В дверном проеме появился волк. Он смотрел на Жилло тяжелым взглядом, как бы говоря – как, разве был еще один? Разве он уцелел? Ладно, это ненадолго.
Жилло вспомнил, что у него в руке нож, и встал в боевую стойку. Волк показал клыки. Вошел и сел с ним рядом еще один зверь. Просунулась между ними морда третьего. На хутор пришла вся стая.
Жилло закрыл собой ребенка. Трое волков подошли на шаг. Остальные остались во дворе.
– Не трогай его, Тармо, – сказал Виго, вставая и, в свою очередь, заслоняя Жилло. – Это совсем чужой человек. Я его знаю.
Волк сделал еще один шаг – и Жилло увидел у него на шее толстую серебряную цепь с медальоном.
– Я опоздал, – сказал Жилло, потому что звук речи, казалось, действовал на зверя успокоительно. – Я ехал за ними от Коронного замка, но заблудился. У меня не было фонаря. Слышишь, Тармо? Я знал, что они ищут старуху Мартину. Это все из-за перстня, Тармо, из-за королевского перстня, понимаешь, Тармо?
– Он все понимает, – ответил за волка Виго. – И они тоже опоздали.
А волк два раза с достоинством кивнул.
Встряхнулся Жилло. Это ж надо – волки тут у них по-человечески разговаривают! А зверь подошел совсем близко и мордой его руку снизу подтолкнул – вроде как направляя эту руку к мертвой старухе.
– Чего он от меня хочет? – спросил у сына Жилло.

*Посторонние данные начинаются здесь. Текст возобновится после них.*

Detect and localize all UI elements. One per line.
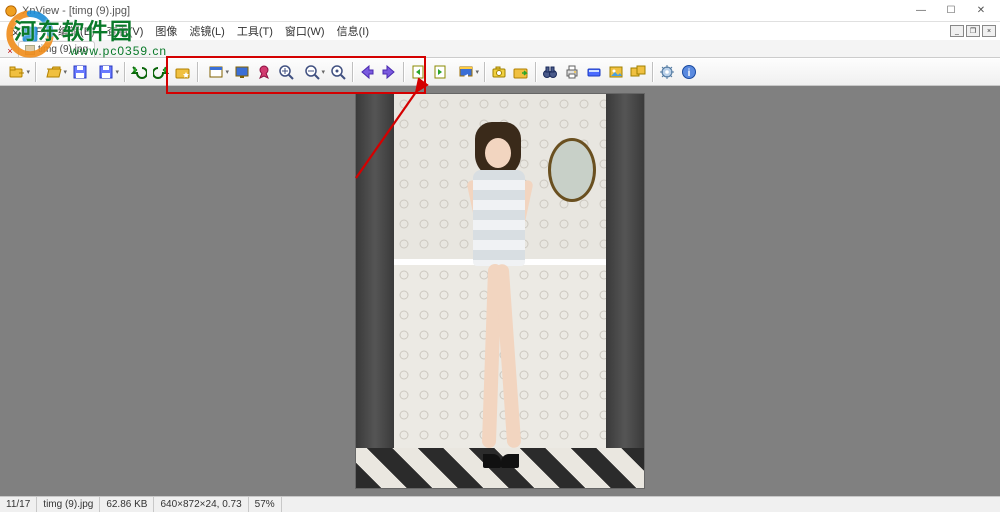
- status-index: 11/17: [0, 497, 37, 512]
- menu-info[interactable]: 信息(I): [331, 23, 375, 39]
- menu-file[interactable]: 文件(F): [4, 23, 52, 39]
- redo-icon: [153, 64, 169, 80]
- tab-label: timg (9).jpg: [38, 44, 88, 55]
- status-filesize: 62.86 KB: [100, 497, 154, 512]
- zoom-in-button[interactable]: [275, 61, 297, 83]
- scanner-button[interactable]: [583, 61, 605, 83]
- menu-image[interactable]: 图像: [149, 23, 183, 39]
- menu-filter[interactable]: 滤镜(L): [183, 23, 230, 39]
- explorer-button[interactable]: [510, 61, 532, 83]
- first-page-button[interactable]: [407, 61, 429, 83]
- fullscreen-button[interactable]: [231, 61, 253, 83]
- scanner-icon: [586, 64, 602, 80]
- menubar: 文件(F) 编辑(E) 查看(V) 图像 滤镜(L) 工具(T) 窗口(W) 信…: [0, 22, 1000, 40]
- statusbar: 11/17 timg (9).jpg 62.86 KB 640×872×24, …: [0, 496, 1000, 512]
- window-title: XnView - [timg (9).jpg]: [22, 5, 906, 17]
- find-button[interactable]: [539, 61, 561, 83]
- compare-button[interactable]: [627, 61, 649, 83]
- svg-text:i: i: [688, 68, 691, 79]
- screen-icon: [234, 64, 250, 80]
- prev-file-button[interactable]: [356, 61, 378, 83]
- acquire-button[interactable]: [488, 61, 510, 83]
- fit-window-button[interactable]: [201, 61, 231, 83]
- page-last-icon: [432, 64, 448, 80]
- open-button[interactable]: [39, 61, 69, 83]
- next-file-button[interactable]: [378, 61, 400, 83]
- about-button[interactable]: i: [678, 61, 700, 83]
- arrow-right-icon: [381, 64, 397, 80]
- slideshow-button[interactable]: [451, 61, 481, 83]
- titlebar: XnView - [timg (9).jpg] — ☐ ✕: [0, 0, 1000, 22]
- last-page-button[interactable]: [429, 61, 451, 83]
- wallpaper-button[interactable]: [605, 61, 627, 83]
- picture-icon: [608, 64, 624, 80]
- tabbar: × timg (9).jpg: [0, 40, 1000, 58]
- printer-icon: [564, 64, 580, 80]
- undo-icon: [131, 64, 147, 80]
- zoom-out-button[interactable]: [297, 61, 327, 83]
- floppy-plus-icon: [98, 64, 114, 80]
- app-icon: [4, 4, 18, 18]
- minimize-button[interactable]: —: [906, 2, 936, 20]
- zoom-reset-button[interactable]: [327, 61, 349, 83]
- menu-edit[interactable]: 编辑(E): [52, 23, 101, 39]
- medal-icon: [256, 64, 272, 80]
- menu-view[interactable]: 查看(V): [101, 23, 150, 39]
- image-pair-icon: [630, 64, 646, 80]
- no-fit-button[interactable]: [253, 61, 275, 83]
- image-content: [356, 94, 644, 488]
- floppy-icon: [72, 64, 88, 80]
- binoculars-icon: [542, 64, 558, 80]
- menu-window[interactable]: 窗口(W): [279, 23, 331, 39]
- folder-go-icon: [513, 64, 529, 80]
- info-icon: i: [681, 64, 697, 80]
- save-button[interactable]: [69, 61, 91, 83]
- slideshow-icon: [458, 64, 474, 80]
- status-dimensions: 640×872×24, 0.73: [154, 497, 248, 512]
- camera-icon: [491, 64, 507, 80]
- print-button[interactable]: [561, 61, 583, 83]
- settings-button[interactable]: [656, 61, 678, 83]
- favorites-button[interactable]: [172, 61, 194, 83]
- gear-icon: [659, 64, 675, 80]
- redo-button[interactable]: [150, 61, 172, 83]
- mdi-controls: _ ❐ ×: [948, 25, 996, 37]
- folder-open-icon: [46, 64, 62, 80]
- zoom-reset-icon: [330, 64, 346, 80]
- folder-star-icon: [175, 64, 191, 80]
- image-icon: [25, 45, 35, 55]
- toolbar: i: [0, 58, 1000, 86]
- image-viewport[interactable]: [0, 86, 1000, 496]
- maximize-button[interactable]: ☐: [936, 2, 966, 20]
- close-button[interactable]: ✕: [966, 2, 996, 20]
- fit-icon: [208, 64, 224, 80]
- mdi-close[interactable]: ×: [982, 25, 996, 37]
- mdi-minimize[interactable]: _: [950, 25, 964, 37]
- status-zoom: 57%: [249, 497, 282, 512]
- mdi-restore[interactable]: ❐: [966, 25, 980, 37]
- undo-button[interactable]: [128, 61, 150, 83]
- tab-close-all[interactable]: ×: [4, 45, 16, 57]
- folder-tree-icon: [9, 64, 25, 80]
- arrow-left-icon: [359, 64, 375, 80]
- zoom-in-icon: [278, 64, 294, 80]
- save-as-button[interactable]: [91, 61, 121, 83]
- status-filename: timg (9).jpg: [37, 497, 100, 512]
- browse-button[interactable]: [2, 61, 32, 83]
- tab-image[interactable]: timg (9).jpg: [18, 41, 95, 57]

– Ее похоронить надо, – объяснил Виго. – Они же сами могилу выкопать не сумеют. Я тебе помогу.
И уже ничего удивительного не было в том, что во дворе их ждал волк с фонарем в зубах. Жилло отыскал в сенцах лопату, Виго прихватил горящую свечу. Место для могилы выбрал Тармо – там, где на опушке рос пышный сиреневый куст.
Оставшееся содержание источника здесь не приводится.